Ollie froze. It sounded like a huge dog breathing. Definitely not the sound of a scarecrow. The steps were getting closer. Ollie crept between two stalks of corn and hid.
A creature came snuffling down the long line of the maze.
Ollie didn’t realize she was biting her lip until she tasted blood. It was a dog—sort of. It had a coat the color of mushrooms, a snout like a hound, paws like a cat, and eyes of a perfect egg white. Its sides went in and out, and its breathing was louder than the cornstalks. It made Ollie think of the minotaur in the labyrinth.
The beast came closer, growling low in its chest. It paused. Sniffed the air. Sniffed again. Its ears swiveled towards Ollie, and then it peered between the cornstalks and saw her.
She stared into eyes white as two cooked eggs and she could barely breathe.
The beast didn’t move. But it growled again. “Come out, little girl. Come out.” Talking. Like a person. The ege of a fang just showed beheath its lip.
Ollie tried to think. Those eyes. That voice. Were they—were they familiar? She’d seen egg-white eyes before. Seen them pressed up against a bus window. Watching her. Just like they were doing now.
At night they’ll come for the rest of you.
She swallowed. And then she spoke, squeaking. “Are you—are you the bus driver?”
The beast didn’t answer directly. But it’s mouth dropped open, panting. She saw the red tongue, the red lips.
“Come out,” the beast whispered again, and this time reached out a stealthy, clawed foot.
Ollie jumped back, and then on a surge of fear and desperation, wrenched around and dug into her backpack. She scrabbled in her lunch box and on a burst of courage, thrust her way out of the corn, held out two of her dad’s peanut butter cookies and said, “Don’t you dare touch me. I gave you food once before. Do you want some more?”
She hoped she was right. She prayed she was right. Her hand holding the cookies shook.
The beast had stepped back. It shut its mouth and eyed her. Its tongue flicked out, as though tasting the air. He licked his chops. His tongue darted toward the cookies.

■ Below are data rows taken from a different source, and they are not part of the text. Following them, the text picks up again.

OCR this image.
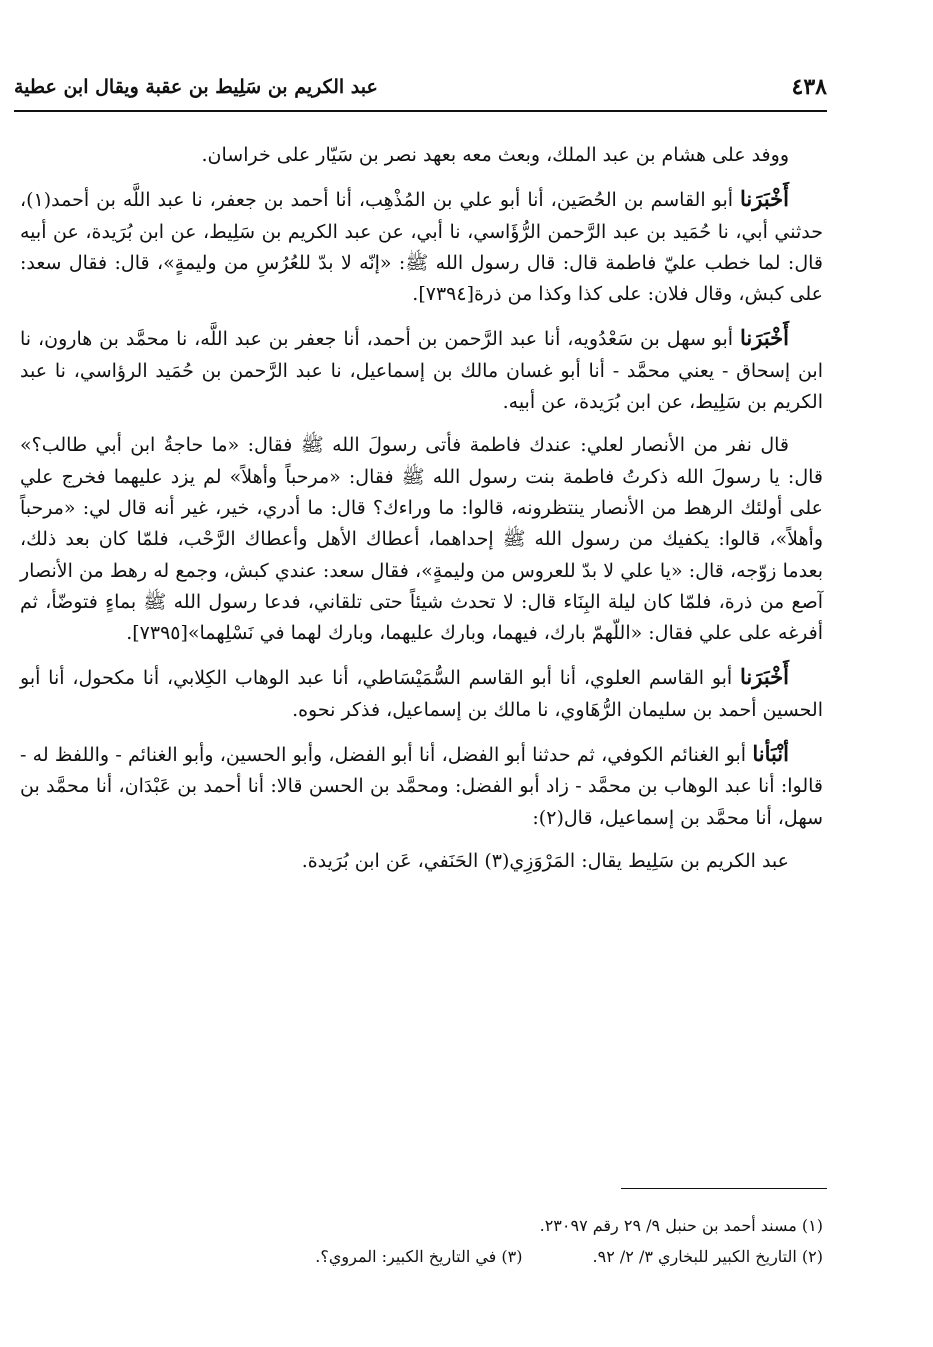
٤٣٨
عبد الكريم بن سَلِيط بن عقبة ويقال ابن عطية

ووفد على هشام بن عبد الملك، وبعث معه بعهد نصر بن سَيّار على خراسان.

أَخْبَرَنا أبو القاسم بن الحُصَين، أنا أبو علي بن المُذْهِب، أنا أحمد بن جعفر، نا عبد اللَّه بن أحمد(١)، حدثني أبي، نا حُمَيد بن عبد الرَّحمن الرُّؤَاسي، نا أبي، عن عبد الكريم بن سَلِيط، عن ابن بُرَيدة، عن أبيه قال: لما خطب عليّ فاطمة قال: قال رسول الله ﷺ: «إنّه لا بدّ للعُرُسِ من وليمةٍ»، قال: فقال سعد: على كبش، وقال فلان: على كذا وكذا من ذرة[٧٣٩٤].

أَخْبَرَنا أبو سهل بن سَعْدُويه، أنا عبد الرَّحمن بن أحمد، أنا جعفر بن عبد اللَّه، نا محمَّد بن هارون، نا ابن إسحاق - يعني محمَّد - أنا أبو غسان مالك بن إسماعيل، نا عبد الرَّحمن بن حُمَيد الرؤاسي، نا عبد الكريم بن سَلِيط، عن ابن بُرَيدة، عن أبيه.

قال نفر من الأنصار لعلي: عندك فاطمة فأتى رسولَ الله ﷺ فقال: «ما حاجةُ ابن أبي طالب؟» قال: يا رسولَ الله ذكرتُ فاطمة بنت رسول الله ﷺ فقال: «مرحباً وأهلاً» لم يزد عليهما فخرج علي على أولئك الرهط من الأنصار ينتظرونه، قالوا: ما وراءك؟ قال: ما أدري، خير، غير أنه قال لي: «مرحباً وأهلاً»، قالوا: يكفيك من رسول الله ﷺ إحداهما، أعطاك الأهل وأعطاك الرَّحْب، فلمّا كان بعد ذلك، بعدما زوّجه، قال: «يا علي لا بدّ للعروس من وليمةٍ»، فقال سعد: عندي كبش، وجمع له رهط من الأنصار آصع من ذرة، فلمّا كان ليلة البِنَاء قال: لا تحدث شيئاً حتى تلقاني، فدعا رسول الله ﷺ بماءٍ فتوضّأ، ثم أفرغه على علي فقال: «اللّهمّ بارك، فيهما، وبارك عليهما، وبارك لهما في نَسْلِهما»[٧٣٩٥].

أَخْبَرَنا أبو القاسم العلوي، أنا أبو القاسم السُّمَيْسَاطي، أنا عبد الوهاب الكِلابي، أنا مكحول، أنا أبو الحسين أحمد بن سليمان الرُّهَاوي، نا مالك بن إسماعيل، فذكر نحوه.

أنْبَأنا أبو الغنائم الكوفي، ثم حدثنا أبو الفضل، أنا أبو الفضل، وأبو الحسين، وأبو الغنائم - واللفظ له - قالوا: أنا عبد الوهاب بن محمَّد - زاد أبو الفضل: ومحمَّد بن الحسن قالا: أنا أحمد بن عَبْدَان، أنا محمَّد بن سهل، أنا محمَّد بن إسماعيل، قال(٢):

عبد الكريم بن سَلِيط يقال: المَرْوَزِي(٣) الحَنَفي، عَن ابن بُرَيدة.

(١) مسند أحمد بن حنبل ٩/ ٢٩ رقم ٢٣٠٩٧.
(٢) التاريخ الكبير للبخاري ٣/ ٢/ ٩٢.
(٣) في التاريخ الكبير: المروي؟.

Ollie stepped back. “No,” she said. “You have to trade me for it. Remember?”
Silence. Then a hoarse, deep voice crept out between the beast’s teeth. “What trade, little girl?”
If her classmates were scarecrows, Ollie thought a little hysterically, then it wasn’t too strange that their bus driver was a giant wolf-creature.

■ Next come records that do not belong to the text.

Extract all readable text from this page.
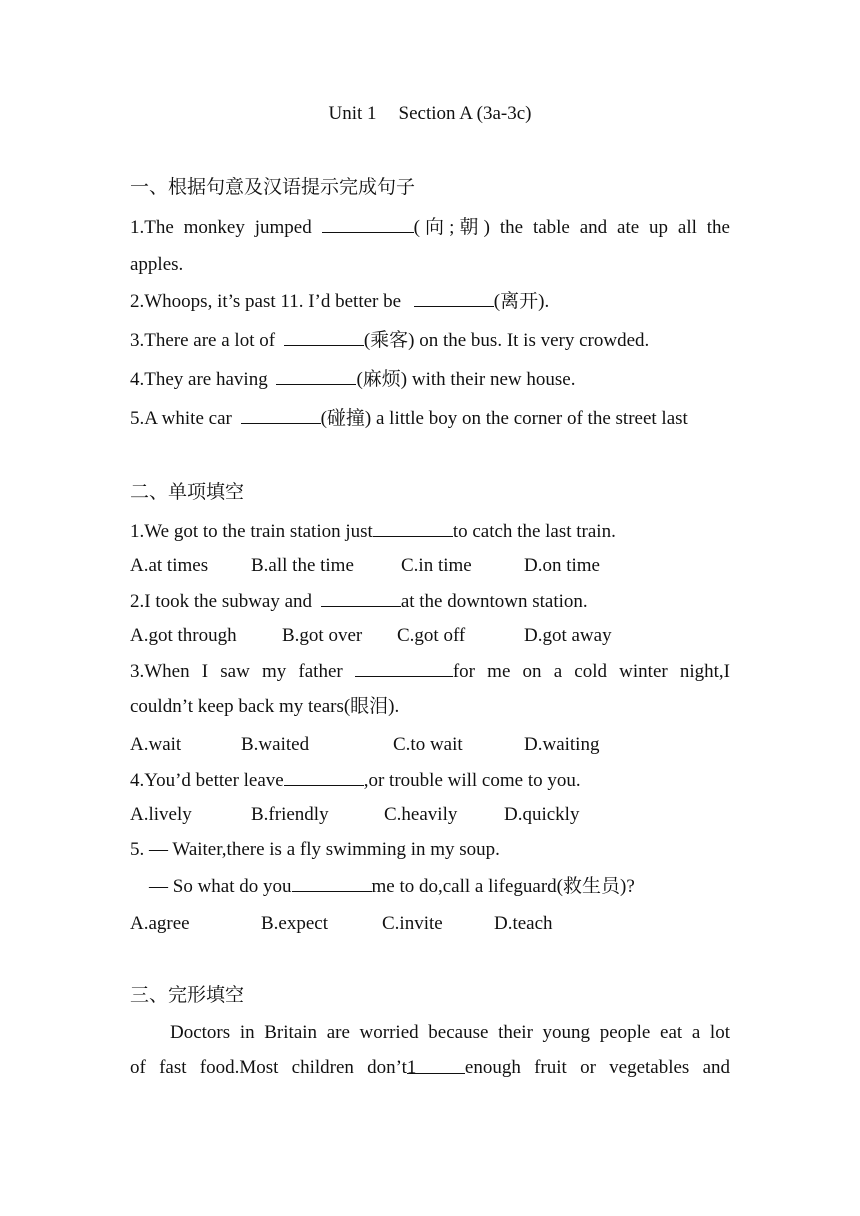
Unit 1 Section A (3a-3c)
一、根据句意及汉语提示完成句子
1.The monkey jumped	(向;朝) the table and ate up all the
apples.
2.Whoops, it’s past 11. I’d better be	(离开).
3.There are a lot of	(乘客) on the bus. It is very crowded.
4.They are having	(麻烦) with their new house.
5.A white car	(碰撞) a little boy on the corner of the street last
二、单项填空
1.We got to the train station just	to catch the last train.
A.at times B.all the time C.in time	D.on time
2.I took the subway and	at the downtown station.
A.got through B.got over C.got off	D.got away
3.When I saw my father	for me on a cold winter night,I
couldn’t keep back my tears(眼泪).
A.wait	B.waited	C.to wait	D.waiting
4.You’d better leave	,or trouble will come to you.
A.lively	B.friendly	C.heavily D.quickly
5. — Waiter,there is a fly swimming in my soup.
— So what do you	me to do,call a lifeguard(救生员)?
A.agree	B.expect	C.invite	D.teach
三、完形填空
Doctors in Britain are worried because their young people eat a lot
of fast food.Most children don’t1	enough fruit or vegetables and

Ollie said, “Where are my friends?”
“Lost,” said the wolf. “Lost until dark, and then—scarecrows.”
Ollie broke off a piece of cookie and fed it to him. He licked it up with surprising delicacy.
“Do you know where they are?”
“Yes.”
She fed him another piece, thinking. Her watch would get her to the center of the maze. But Brian and Coco...

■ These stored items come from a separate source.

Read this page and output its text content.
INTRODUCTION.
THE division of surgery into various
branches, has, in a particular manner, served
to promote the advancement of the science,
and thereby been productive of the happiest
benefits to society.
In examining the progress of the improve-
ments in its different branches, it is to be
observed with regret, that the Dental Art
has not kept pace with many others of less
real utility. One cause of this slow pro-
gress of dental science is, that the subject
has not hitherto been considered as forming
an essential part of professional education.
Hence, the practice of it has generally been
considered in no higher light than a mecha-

Ollie closed her fist on the remains of her cookies. She said, “I’ll give you the rest—I’ll give you all the food I have—if you go find my two friends, Brian and Coco, and bring them to the center of the maze. Before dark. If,” Ollie added hastily, “you don’t hurt them on the way.”
“It won’t help,” breathed the creature. “Even if you all get to the center. What he has, he holds.”
“We’ll see,” said Ollie, and held out her cookies.
The creature snapped them up, then practically inhaled the rest of her food. Ollie, a little forlornly, put her empty lunch box back in her backpack, hoping she’d done the right thing. The beast licked his chops. “He doesn’t feed me good things,” he said. “Only souls, sometimes. The used-up ones, dry as dead corn.”
Without another word, the creature turned and stalked away.
—
It was almost dark when the corn finally ended. Ollie found herself at the edge of an open space.